More than 3,200 confirmed monkeypox cases and one death have been reported to the World Health Organization WHO as part of the current outbreak.
On Thursday, WHO Director-General Tedros Adhanom Ghebreyesus said there was need for increased surveillance in the broader community.
He said that the majority of cases in non-endemic countries were still among men who have sex with men.
Person-to-person transmission is ongoing and is likely underestimated, said Tedros at a meeting of the International Health Regulations 2005 Emergency Committee.
The WHO convened a meeting of experts to decide whether to declare monkeypox a global health emergency, but the organisation said it did not expect to announce any decisions made by its emergency committee before Friday.
A public health emergency of international concern is the highest level of alert by the WHO.
The UN health agency considers monkeypox to be an extraordinary event and that it is at risk of spreading across more borders, possibly requiring a global response.
It would also give monkeypox the same distinction as the COVID 19 pandemic and the ongoing effort to eradicate polio.
Many scientists don't think a declaration would help curb the epidemic, since the developed countries with the most recent cases are already moving quickly to shut it down.
There have been 48 countries reported cases in the current outbreak, which began in May.

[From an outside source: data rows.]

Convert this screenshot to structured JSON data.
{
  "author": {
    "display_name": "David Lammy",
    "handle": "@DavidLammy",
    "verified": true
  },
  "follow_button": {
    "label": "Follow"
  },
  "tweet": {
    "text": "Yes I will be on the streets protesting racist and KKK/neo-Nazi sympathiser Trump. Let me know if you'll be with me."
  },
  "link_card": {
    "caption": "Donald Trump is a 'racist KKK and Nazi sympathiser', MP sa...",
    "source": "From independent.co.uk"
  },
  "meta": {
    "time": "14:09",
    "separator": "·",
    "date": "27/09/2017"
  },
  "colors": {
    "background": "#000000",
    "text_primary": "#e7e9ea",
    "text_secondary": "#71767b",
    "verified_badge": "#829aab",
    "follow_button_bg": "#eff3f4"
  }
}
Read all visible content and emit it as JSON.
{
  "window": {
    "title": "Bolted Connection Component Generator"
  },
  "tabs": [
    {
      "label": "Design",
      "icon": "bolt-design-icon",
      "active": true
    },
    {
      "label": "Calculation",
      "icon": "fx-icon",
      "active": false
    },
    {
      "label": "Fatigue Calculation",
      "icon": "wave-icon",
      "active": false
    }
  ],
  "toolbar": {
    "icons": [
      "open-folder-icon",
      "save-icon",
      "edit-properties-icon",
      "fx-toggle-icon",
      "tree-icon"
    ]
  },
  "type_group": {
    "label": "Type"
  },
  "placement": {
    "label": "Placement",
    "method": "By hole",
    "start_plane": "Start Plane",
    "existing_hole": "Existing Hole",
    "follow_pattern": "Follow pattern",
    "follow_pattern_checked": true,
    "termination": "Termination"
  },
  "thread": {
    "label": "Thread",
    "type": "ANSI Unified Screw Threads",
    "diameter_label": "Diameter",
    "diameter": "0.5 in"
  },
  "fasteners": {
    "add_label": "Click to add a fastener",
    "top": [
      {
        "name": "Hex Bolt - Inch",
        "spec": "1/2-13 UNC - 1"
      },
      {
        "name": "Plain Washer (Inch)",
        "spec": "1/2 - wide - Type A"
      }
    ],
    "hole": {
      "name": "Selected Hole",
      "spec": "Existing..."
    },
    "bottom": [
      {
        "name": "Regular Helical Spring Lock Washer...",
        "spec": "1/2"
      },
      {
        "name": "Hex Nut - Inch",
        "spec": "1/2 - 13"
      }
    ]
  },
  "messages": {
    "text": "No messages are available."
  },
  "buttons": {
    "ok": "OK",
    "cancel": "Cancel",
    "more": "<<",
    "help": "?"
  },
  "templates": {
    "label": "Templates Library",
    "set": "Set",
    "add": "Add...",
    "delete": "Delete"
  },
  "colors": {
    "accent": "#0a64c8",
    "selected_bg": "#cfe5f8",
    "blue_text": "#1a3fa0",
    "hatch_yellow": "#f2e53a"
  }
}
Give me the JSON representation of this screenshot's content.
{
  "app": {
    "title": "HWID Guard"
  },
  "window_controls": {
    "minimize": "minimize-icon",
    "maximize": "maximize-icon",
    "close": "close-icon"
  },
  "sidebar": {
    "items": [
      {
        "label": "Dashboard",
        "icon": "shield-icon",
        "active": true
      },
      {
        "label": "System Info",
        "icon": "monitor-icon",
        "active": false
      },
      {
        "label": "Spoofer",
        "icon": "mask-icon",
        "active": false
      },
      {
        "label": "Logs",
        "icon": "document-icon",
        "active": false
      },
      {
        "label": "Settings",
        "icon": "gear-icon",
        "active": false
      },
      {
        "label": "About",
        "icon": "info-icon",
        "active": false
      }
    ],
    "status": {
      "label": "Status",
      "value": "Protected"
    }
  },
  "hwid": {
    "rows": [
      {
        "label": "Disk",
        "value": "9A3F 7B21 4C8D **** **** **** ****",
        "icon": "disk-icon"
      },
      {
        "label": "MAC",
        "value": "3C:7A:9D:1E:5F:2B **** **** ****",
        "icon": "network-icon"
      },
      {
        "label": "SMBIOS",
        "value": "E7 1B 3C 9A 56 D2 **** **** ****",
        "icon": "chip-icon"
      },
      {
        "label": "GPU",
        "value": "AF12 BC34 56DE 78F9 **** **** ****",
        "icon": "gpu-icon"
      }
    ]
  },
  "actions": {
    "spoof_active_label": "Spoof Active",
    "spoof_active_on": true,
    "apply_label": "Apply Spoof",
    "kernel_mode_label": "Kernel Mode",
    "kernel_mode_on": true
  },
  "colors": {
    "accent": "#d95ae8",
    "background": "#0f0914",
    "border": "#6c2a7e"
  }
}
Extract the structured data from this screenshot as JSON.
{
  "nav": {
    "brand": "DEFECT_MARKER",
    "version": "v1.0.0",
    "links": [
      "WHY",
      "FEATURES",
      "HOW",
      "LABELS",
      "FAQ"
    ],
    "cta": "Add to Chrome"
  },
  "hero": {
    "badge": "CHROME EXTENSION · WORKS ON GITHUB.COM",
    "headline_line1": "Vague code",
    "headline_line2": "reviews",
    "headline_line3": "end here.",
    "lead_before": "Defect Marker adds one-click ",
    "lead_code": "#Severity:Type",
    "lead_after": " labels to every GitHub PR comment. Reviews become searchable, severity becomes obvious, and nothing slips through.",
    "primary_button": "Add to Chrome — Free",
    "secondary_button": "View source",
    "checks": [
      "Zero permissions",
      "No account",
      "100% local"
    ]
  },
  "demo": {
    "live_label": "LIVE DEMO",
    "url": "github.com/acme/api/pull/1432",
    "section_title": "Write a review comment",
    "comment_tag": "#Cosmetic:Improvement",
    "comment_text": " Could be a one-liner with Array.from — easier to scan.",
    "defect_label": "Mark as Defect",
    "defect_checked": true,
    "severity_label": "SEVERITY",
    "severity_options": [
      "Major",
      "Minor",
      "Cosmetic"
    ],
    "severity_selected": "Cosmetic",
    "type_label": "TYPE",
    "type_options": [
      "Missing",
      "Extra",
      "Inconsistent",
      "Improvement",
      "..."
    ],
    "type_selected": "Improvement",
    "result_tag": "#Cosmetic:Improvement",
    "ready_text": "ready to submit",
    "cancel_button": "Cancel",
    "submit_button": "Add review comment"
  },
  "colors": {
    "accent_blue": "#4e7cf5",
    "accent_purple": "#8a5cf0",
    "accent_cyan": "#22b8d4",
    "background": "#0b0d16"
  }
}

Monkeypox has sickened people for decades in central and west Africa, where one version of the disease kills up to 10 per cent of people infected.
The version of the disease that is most often seen in Europe and elsewhere usually has a fatality rate of less than 1 per cent and no deaths beyond Africa have so far been reported.
There had been almost 1,500 suspected cases of monkeypox this year in Central Africa and 70 deaths, according to Tedros.
The WHO head called for member states to share information on the disease, as it would help the agency in its goal to support countries to contain transmission.